Arriving when the performance is in full swing, Vronsky goes to Anna's box at intermission. He learns that she has been insulted by the countess in the next box, and her name is on everyone's lips as people throng the halls. Only at home does Anna succumb to the emotions her humiliation has aroused. She blames him for her shame, and Vronsky can comfort her only by repeated assurances of his love. Her dazzling beauty irritates him, and in his heart he reproaches her action. The next day, fully reconciled, they leave for the country.


Anna's heart-rending visit to her son affects her the same way as his brother's death affected Levin: Both cling more intensely to their love and life after experiencing a loss. Strengthened in her love according to the amount of suffering she paid for it, Anna defends her rights to happiness against the very society opposed to it. She declares the truth of her status by appearing in public. Quoting Steiner, "the ironic intensity" of the scene derives from its setting: "society condemns Anna precisely in that place where society is most frivolous, ostentatious, and steeped in illusion."

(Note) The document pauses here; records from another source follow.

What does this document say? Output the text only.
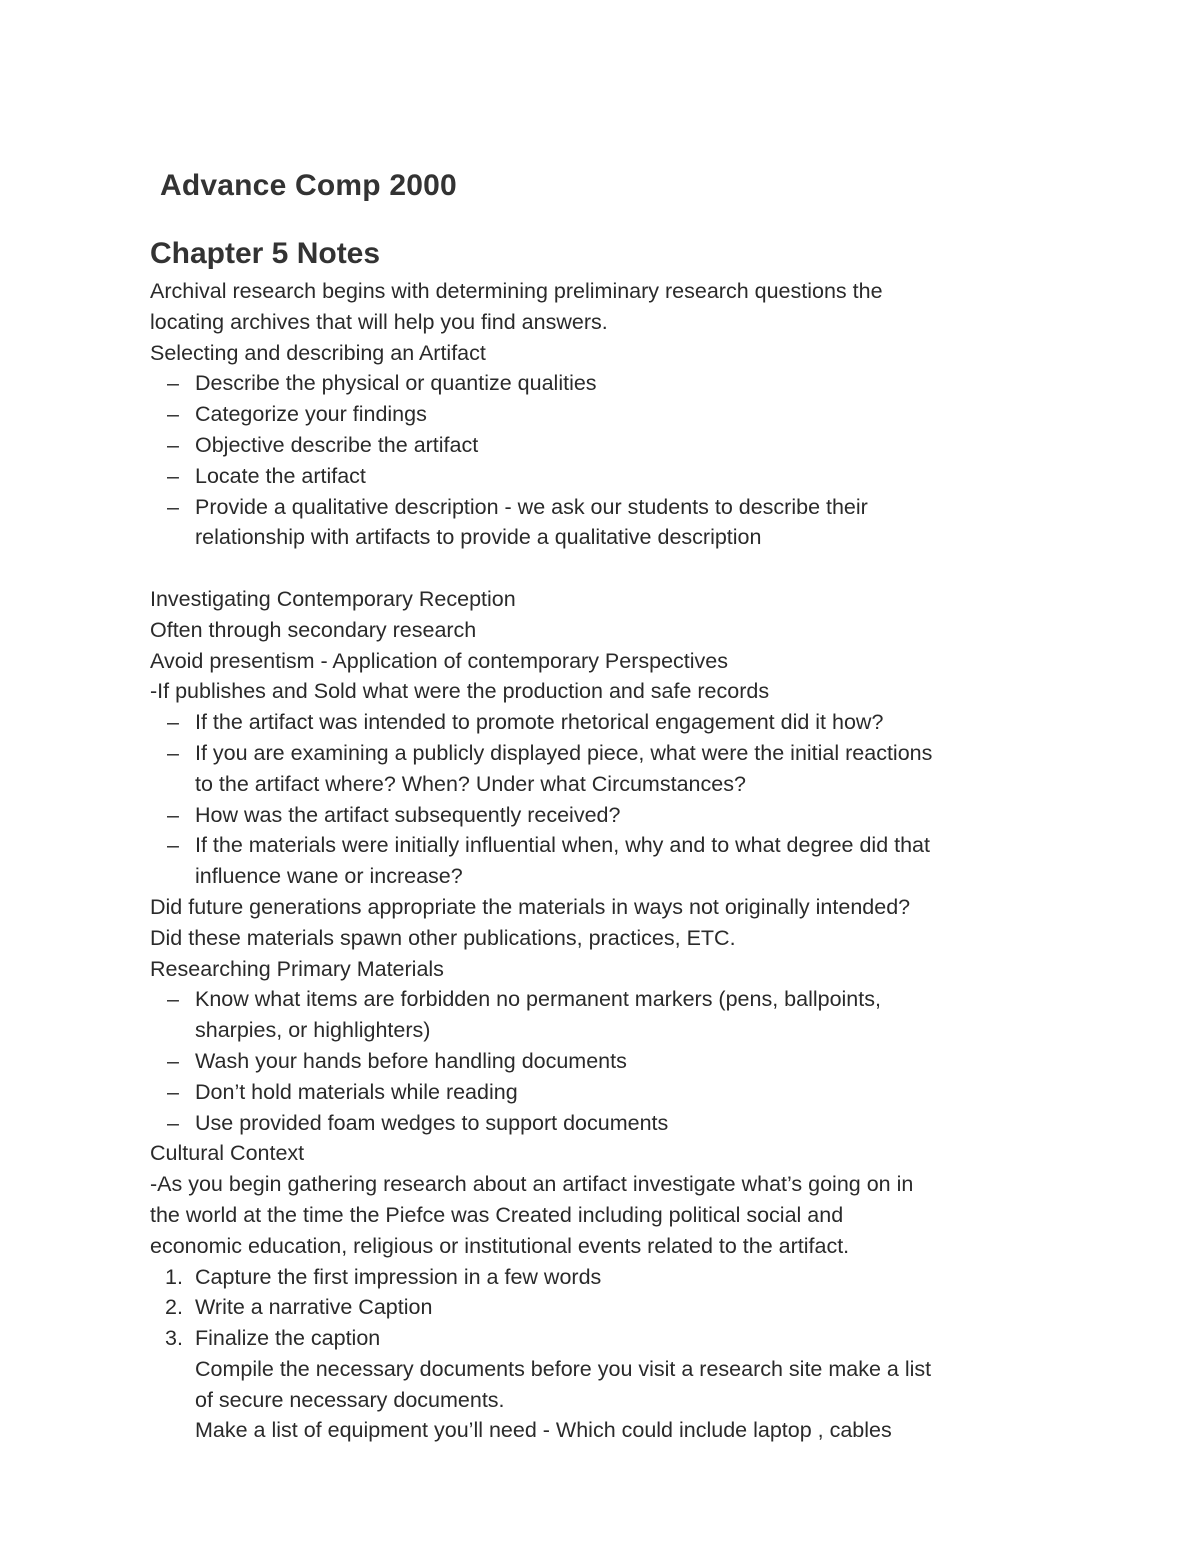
Advance Comp 2000
Chapter 5 Notes
Archival research begins with determining preliminary research questions the
locating archives that will help you find answers.
Selecting and describing an Artifact
– Describe the physical or quantize qualities
– Categorize your findings
– Objective describe the artifact
– Locate the artifact
– Provide a qualitative description - we ask our students to describe their
relationship with artifacts to provide a qualitative description
Investigating Contemporary Reception
Often through secondary research
Avoid presentism - Application of contemporary Perspectives
-If publishes and Sold what were the production and safe records
– If the artifact was intended to promote rhetorical engagement did it how?
– If you are examining a publicly displayed piece, what were the initial reactions
to the artifact where? When? Under what Circumstances?
– How was the artifact subsequently received?
– If the materials were initially influential when, why and to what degree did that
influence wane or increase?
Did future generations appropriate the materials in ways not originally intended?
Did these materials spawn other publications, practices, ETC.
Researching Primary Materials
– Know what items are forbidden no permanent markers (pens, ballpoints,
sharpies, or highlighters)
– Wash your hands before handling documents
– Don’t hold materials while reading
– Use provided foam wedges to support documents
Cultural Context
-As you begin gathering research about an artifact investigate what’s going on in
the world at the time the Piefce was Created including political social and
economic education, religious or institutional events related to the artifact.
1. Capture the first impression in a few words
2. Write a narrative Caption
3. Finalize the caption
Compile the necessary documents before you visit a research site make a list
of secure necessary documents.
Make a list of equipment you’ll need - Which could include laptop , cables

She blames Vronsky for her humiliation because he lacks the depth of soul to understand her torment at giving up Seriozha. Anna feels her challenge would have been a triumph had Vronsky been proud of her public declaration. Instead, like Karenin before him, Vronsky, perplexed at her wilful neglect of propriety, thinks only to hide his disgrace from the members of his social set. The moment of disagreement reveals Vronsky's limitations. At her public and proud affirmation of her love for him, he loses respect for her. He is even regretful of being attracted by her beauty, as if her physical charms were to blame for this embarrassment.

Thus Tolstoy shows the fateful differences between Vronsky and Anna. For Vronsky, love is not an absolute quality, but one which must be reinforced through its environment. Unfavorable circumstances wear love's intensity while Anna's love, under the same conditions, becomes mere intense and desperate. This is another example of Tolstoy's concept of "historical necessity" which molds the human condition. Once Anna and Vronsky are isolated from Petersburg society, however, their lives run smoothly and the failing balance of their relationship is restored.